The DS44 is the Digitrax equivalent of the NCE Corporation's Switch-It*. It is designed specifically to operate stall motor switch machines and will not work with most other types of accessories due to a limited current drive capability. The DS44 is easily the smallest stationary decoder of the group. It consists of a 0.6875" X 1.625" surface mount circuit board with approximately 7" wire leads. The wires intended for connection to the switch motors are together in a harness that plugs into the circuit card. The plug/socket arrangement is the same one that Digitrax uses on some of its engine decoders. The two wires intended to connect the unit to the track power (Red and Black) are hard wired to the circuit card.

The DS44 allows the control of up to four stall motor switch machines. Unlike some of the other stationary decoders, however, there is no provision for manual control of the switch motors, and there is no way to restore factory default addresses should you end up loosing you secret address decoder ring.

Connections

All connections to the unit are via the included 7" wire harness. On a practical basis, it is unlikely that you will have four switch motors within 14" of each other. You will likely have to either extended the length of the wires by splicing or connect the unit to a terminal block to allow longer wire connections.

Feedback

There is no provision for switch position feedback to the cab bus.

Programming

Programming can be done in the block mode or the random address mode.
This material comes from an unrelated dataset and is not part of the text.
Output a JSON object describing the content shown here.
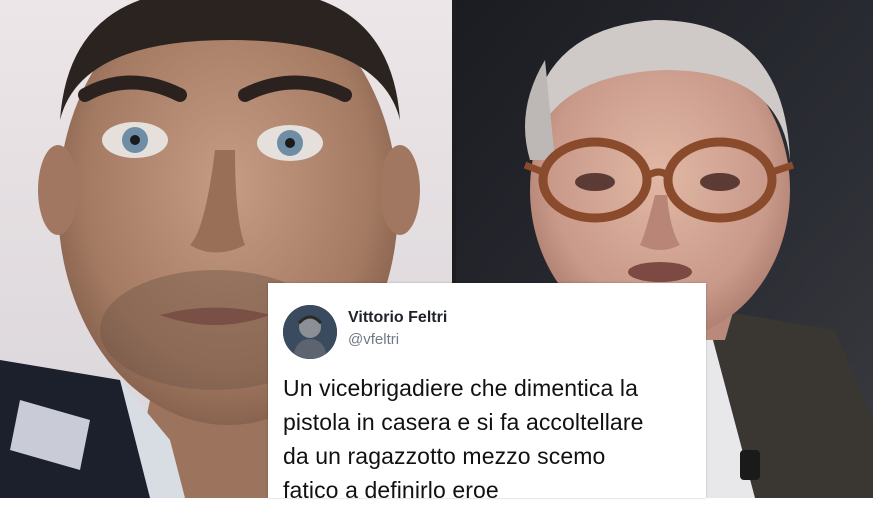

In the block mode, addresses are assumed to be sequential in blocks of four. Thus, 1-4 is one block, the next is 5-8, and so on. A table of block addresses is included in the instructions. To program in the block mode, find the White wire in the switch motor harness. Connect the White wire to the Black track power wire and turn on track power. Choose the block you want to use, and use your throttle to send any one of the addresses in the block. The DS44 will be programmed to the selected block. The A output will be the first address, the B output the second, etc. Once programmed, remove the White wire and carefully stow it so that it will not contact any of the other wires.

If you want to program the unit in the random address mode, connect the White wire in the switch motor harness to the Red track power wire and turn on the track power. Use your throttle to access the four addresses you want to use. The first address sent by the throttle will be the A output address, the second will be the B output, and so forth. In this way, you can assign each decoder output to any accessory address that you desire. Once programmed, remove the White wire and carefully stow it so that it will not contact any of the other wires.

Manual

The manual consists of a double-sided printed card included with the decoder. It is adequate to allow connection and operation of the DS44, but is lacking in all but the most basic information.

Performance

The DS44 performed its intended function quite well. The stall motor switch machine ran at normal speed with good torque for moving reticent switches. The run voltage was 10.6 volts, while the stall voltage was 9.8 volts. Both of these values are quite sufficient to ensure proper operation of stall motor switch machines. The measured run current was 2.4mA while the stall current was 13.9mA. These values are sufficient to allow the use of an LED in series with the switch motor to indicate switch position. I used a red/green dual LED in my testing, and both red and green were bright and easily visible. (If you are unfamiliar with a dual LED, they are designed to illuminate one color when the current flows through in one direction, and a different color when current flows in the opposite direction. Since current through the switch machine is in opposite directions for the two positions, a dual LED can be used to indicate the position of the switch machine.)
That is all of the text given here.